13 Février 2013 , Rédigé par Frédéric Delorca Publié dans #Colonialisme-impérialisme, #Proche-Orient

Pas terrible les infos de ce jours. Des reliquats des années 2000 qui tournent en bras de fer aux quatre coins du monde :

 

L'Agence russe d'exportation d'armements (Rosoboronexport) livre des systèmes de défense antiaérienne à la Syrie, apprend-on dans la presse russe aujourd'hui. Sans doute une conséquence du raid israélien.

 

La Corée du Nord effectue un essai nucléaire. Moscou, tout en condamnant, fait remarquer à juste titre qu'on n'en serait pas là si Washington n'avait cessé de menacer ce pays (et d'autres "Etats voyous").

 

CSONU.jpgAu Mali les islamistes se sont infiltrés à Gao en traversant le Niger à la faveur de l'obscurité, les insurgés ont combattu toute la journée de dimanche les troupes maliennes et françaises, preuve que le scénario que j'envisageais (un retrait de la France avant même la reconquête des montagnes du Nord-Est) n'est même plus envisageable puisque l'arrière de la ligne de front n'est pas sécurisé. Vraiment mauvaise pioche pour la France. Où en est le projet d'interposition des forces africaines ? Si j'étais M. Hollande je pense que j'investirais davantage sur le dialogue bilatéral avec les seuls pays à même de fournir des contingents pour sécuriser le Mali : les trois puissances militaires que sont le Nigéria, l'Afrique du Sud et l'Angola. Ou peut-être même, si nécessaire, avec la Russie, qui avait proposé ses avions de transports de troupes.
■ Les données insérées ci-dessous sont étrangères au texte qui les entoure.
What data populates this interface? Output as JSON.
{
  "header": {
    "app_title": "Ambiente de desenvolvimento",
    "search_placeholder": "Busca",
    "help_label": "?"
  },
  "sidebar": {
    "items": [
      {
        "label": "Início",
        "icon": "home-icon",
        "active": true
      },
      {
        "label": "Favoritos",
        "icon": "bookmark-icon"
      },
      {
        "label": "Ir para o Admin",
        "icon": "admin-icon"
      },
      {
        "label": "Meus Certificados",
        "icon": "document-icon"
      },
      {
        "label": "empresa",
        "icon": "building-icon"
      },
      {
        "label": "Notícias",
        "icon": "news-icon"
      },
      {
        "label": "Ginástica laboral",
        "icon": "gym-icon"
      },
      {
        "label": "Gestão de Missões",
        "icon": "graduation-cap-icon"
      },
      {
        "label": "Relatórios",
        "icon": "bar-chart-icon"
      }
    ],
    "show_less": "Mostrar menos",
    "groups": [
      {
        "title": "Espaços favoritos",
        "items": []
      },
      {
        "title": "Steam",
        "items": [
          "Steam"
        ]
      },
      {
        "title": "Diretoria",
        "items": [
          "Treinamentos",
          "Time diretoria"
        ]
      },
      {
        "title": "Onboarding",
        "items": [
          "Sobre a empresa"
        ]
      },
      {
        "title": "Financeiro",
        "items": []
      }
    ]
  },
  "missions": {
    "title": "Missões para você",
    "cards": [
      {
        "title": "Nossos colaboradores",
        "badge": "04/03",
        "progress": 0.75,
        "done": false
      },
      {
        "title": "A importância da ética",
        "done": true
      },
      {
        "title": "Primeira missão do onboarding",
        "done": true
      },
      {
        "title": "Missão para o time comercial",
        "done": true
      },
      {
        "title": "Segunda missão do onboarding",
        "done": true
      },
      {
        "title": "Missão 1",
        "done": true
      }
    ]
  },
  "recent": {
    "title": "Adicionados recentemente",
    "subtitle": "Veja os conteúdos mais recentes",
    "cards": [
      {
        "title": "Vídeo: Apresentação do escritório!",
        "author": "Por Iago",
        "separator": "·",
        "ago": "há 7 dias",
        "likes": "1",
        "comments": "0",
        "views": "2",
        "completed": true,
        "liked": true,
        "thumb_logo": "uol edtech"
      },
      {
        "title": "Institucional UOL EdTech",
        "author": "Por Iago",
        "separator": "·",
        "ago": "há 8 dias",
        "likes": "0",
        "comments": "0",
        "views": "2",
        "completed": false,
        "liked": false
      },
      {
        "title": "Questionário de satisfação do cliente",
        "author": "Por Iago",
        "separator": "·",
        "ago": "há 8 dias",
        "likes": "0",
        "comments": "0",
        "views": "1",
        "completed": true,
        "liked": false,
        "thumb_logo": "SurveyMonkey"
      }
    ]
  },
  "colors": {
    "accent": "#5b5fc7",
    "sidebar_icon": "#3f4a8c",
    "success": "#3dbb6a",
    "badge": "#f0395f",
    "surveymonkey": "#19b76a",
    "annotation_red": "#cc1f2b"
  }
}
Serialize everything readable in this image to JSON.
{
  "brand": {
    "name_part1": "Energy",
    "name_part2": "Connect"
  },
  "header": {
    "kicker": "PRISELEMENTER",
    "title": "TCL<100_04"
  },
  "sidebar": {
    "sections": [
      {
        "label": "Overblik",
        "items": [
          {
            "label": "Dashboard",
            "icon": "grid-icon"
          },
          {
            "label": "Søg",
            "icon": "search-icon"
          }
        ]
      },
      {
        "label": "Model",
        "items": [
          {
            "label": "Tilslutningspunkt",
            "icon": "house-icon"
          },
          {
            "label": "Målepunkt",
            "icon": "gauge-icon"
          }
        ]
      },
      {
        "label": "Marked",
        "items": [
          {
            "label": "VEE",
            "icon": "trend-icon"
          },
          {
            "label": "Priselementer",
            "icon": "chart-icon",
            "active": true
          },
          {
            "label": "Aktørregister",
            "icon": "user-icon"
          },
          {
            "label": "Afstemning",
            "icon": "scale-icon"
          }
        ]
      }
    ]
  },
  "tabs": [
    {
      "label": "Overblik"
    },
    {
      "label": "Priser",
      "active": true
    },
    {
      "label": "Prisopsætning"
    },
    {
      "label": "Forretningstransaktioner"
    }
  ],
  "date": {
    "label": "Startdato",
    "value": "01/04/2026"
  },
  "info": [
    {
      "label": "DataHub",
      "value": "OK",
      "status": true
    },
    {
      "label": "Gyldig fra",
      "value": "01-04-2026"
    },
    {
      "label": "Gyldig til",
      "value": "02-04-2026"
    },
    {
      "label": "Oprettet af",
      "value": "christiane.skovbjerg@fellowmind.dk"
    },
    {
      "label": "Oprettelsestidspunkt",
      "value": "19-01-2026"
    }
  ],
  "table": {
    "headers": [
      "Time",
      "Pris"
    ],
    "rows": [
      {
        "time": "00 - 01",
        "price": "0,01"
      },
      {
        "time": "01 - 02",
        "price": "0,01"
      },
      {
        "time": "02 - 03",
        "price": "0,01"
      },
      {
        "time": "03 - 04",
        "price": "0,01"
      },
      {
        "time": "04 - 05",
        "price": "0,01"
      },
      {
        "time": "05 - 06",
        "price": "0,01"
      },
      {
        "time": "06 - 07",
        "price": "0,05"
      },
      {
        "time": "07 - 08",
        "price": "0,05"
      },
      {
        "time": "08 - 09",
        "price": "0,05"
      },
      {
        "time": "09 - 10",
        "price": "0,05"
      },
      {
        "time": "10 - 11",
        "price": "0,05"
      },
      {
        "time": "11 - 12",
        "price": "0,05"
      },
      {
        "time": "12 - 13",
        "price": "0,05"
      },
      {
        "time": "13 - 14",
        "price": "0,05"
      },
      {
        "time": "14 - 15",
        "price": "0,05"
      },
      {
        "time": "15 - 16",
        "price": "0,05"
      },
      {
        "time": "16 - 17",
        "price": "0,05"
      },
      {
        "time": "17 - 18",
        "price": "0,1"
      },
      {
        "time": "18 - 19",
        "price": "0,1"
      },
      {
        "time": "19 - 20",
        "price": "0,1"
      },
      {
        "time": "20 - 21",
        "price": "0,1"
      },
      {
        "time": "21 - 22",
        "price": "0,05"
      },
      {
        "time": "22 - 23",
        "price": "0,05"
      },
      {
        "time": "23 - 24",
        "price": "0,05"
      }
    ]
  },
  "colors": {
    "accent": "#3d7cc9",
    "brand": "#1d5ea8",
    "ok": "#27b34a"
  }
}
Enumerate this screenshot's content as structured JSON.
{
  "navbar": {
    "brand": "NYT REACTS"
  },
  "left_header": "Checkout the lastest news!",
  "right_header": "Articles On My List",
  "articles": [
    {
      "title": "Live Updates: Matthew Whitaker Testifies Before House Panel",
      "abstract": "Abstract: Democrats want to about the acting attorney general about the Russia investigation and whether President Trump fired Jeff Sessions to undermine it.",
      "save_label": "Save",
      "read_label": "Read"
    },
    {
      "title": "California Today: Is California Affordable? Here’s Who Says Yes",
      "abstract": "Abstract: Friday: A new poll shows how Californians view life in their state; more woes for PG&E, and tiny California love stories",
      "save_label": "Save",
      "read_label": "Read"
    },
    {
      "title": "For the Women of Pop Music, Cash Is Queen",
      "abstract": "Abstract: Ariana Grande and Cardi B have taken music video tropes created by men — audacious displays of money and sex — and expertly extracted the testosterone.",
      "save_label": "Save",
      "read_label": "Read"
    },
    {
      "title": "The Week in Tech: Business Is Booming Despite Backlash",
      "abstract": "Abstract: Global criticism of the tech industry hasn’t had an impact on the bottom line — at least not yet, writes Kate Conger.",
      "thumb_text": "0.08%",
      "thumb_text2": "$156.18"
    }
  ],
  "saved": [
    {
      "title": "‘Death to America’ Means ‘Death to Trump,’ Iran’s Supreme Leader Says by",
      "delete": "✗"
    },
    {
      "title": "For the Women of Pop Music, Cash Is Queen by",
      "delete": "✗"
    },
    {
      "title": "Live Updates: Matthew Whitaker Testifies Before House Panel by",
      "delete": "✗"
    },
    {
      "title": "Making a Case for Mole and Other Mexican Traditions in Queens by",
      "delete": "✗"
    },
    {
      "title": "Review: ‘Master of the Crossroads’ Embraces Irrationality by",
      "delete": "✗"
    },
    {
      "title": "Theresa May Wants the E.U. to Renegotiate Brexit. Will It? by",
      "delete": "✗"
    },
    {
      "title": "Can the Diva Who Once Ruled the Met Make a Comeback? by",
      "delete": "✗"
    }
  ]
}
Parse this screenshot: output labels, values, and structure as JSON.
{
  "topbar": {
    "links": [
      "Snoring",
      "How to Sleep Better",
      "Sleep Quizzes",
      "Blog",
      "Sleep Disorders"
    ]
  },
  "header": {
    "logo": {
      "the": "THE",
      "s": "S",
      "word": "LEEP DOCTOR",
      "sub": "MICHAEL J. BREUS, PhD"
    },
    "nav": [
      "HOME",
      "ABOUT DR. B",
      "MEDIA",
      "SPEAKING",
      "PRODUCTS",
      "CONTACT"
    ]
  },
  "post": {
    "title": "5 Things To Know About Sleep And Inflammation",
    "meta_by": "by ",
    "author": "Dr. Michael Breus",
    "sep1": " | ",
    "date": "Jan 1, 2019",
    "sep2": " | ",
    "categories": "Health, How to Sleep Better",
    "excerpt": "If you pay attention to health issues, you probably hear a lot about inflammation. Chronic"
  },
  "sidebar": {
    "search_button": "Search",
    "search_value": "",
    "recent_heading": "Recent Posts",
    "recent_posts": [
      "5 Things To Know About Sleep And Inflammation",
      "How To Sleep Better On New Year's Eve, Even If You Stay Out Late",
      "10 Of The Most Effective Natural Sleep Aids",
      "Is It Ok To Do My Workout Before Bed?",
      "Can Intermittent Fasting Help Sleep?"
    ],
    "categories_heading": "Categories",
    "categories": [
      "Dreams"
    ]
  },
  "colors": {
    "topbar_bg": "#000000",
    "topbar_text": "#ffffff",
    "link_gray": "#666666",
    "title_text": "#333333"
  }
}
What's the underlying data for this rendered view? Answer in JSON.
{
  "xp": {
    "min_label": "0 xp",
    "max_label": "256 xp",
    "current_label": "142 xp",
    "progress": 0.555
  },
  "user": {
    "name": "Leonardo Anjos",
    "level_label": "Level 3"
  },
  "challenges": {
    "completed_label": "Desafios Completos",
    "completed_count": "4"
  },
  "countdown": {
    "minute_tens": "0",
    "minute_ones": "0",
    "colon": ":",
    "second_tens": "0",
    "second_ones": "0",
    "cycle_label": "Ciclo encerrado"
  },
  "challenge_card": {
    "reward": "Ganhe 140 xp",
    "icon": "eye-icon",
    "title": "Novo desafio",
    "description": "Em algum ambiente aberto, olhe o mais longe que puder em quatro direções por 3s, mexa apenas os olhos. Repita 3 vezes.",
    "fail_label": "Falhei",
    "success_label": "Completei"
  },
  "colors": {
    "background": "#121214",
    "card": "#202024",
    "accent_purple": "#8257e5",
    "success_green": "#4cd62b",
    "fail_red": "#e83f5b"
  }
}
Bon le revers de la médaille nous le connaissons : quand on partage le fardeau il faut aussi partager les ressources : et donc l'uranium du Niger, il faudrait aussi songer à le partager... Et les mouvements progressistes maliens, quelle stratégie alternative proposent-ils pour reconquérir leur souveraineté, aussi bien face aux islamistes, que face à la CEDEAO et à la France ?

 

Apparemment sécuriser une zone menacée par des islamistes n'est pas une tâche insurmontable. L'ennui est qu'on ne sait jamais ce qui se produira quand les occupants se seront retirés. L'Afghanistan est typique de cette problématique. En ce moment les Américains l'occupent avec 68 000 hommes, et jurent que les forces afghanes assurent 90 % des opérations militaires (on aimerait pouvoir en dire autant des forces maliennes). Obama promet d'en retirer 34 000 d'ici février 2014. Ce qui n'en laisserait que 34 000 pour contrôler le pays pendant l'élection présidentielle d'avril, puis quelques milliers en 2015, mais il semble que beaucoup de généraux ne croient pas que 34 000 hommes suffisent pour sauver le régime de Karzaï... Là comme ailleurs l'Occident cherche à sauver les meubles, à un coût qu'il peut de moins en moins payer. Et personne ne se prépare mentalement au grand rééquilibrage du partage des ressources auquel il faudra bien songer quand Paris, Londres, Washington devront partager avec Moscou, Pékin, Prétoria et Brasilia le coût de la répression des milices rebelles sur tous les continents...

 

Je voyais récemment une étude sur le gaz de schiste réalisée par un think tank américain qui concluait approximativement "grâce au gaz de schiste les USA alliés à l'Australie reprendront un jour le leadership mondial" (car ces deux pays seraient les plus gros détenteurs de réserve). On ne peut jamais exclure qu'une nouvelle donne au niveau des matières naturelles ou des technologies inverse soudainement les rapports de forces, mais pour l'heure on est encore loin du compte...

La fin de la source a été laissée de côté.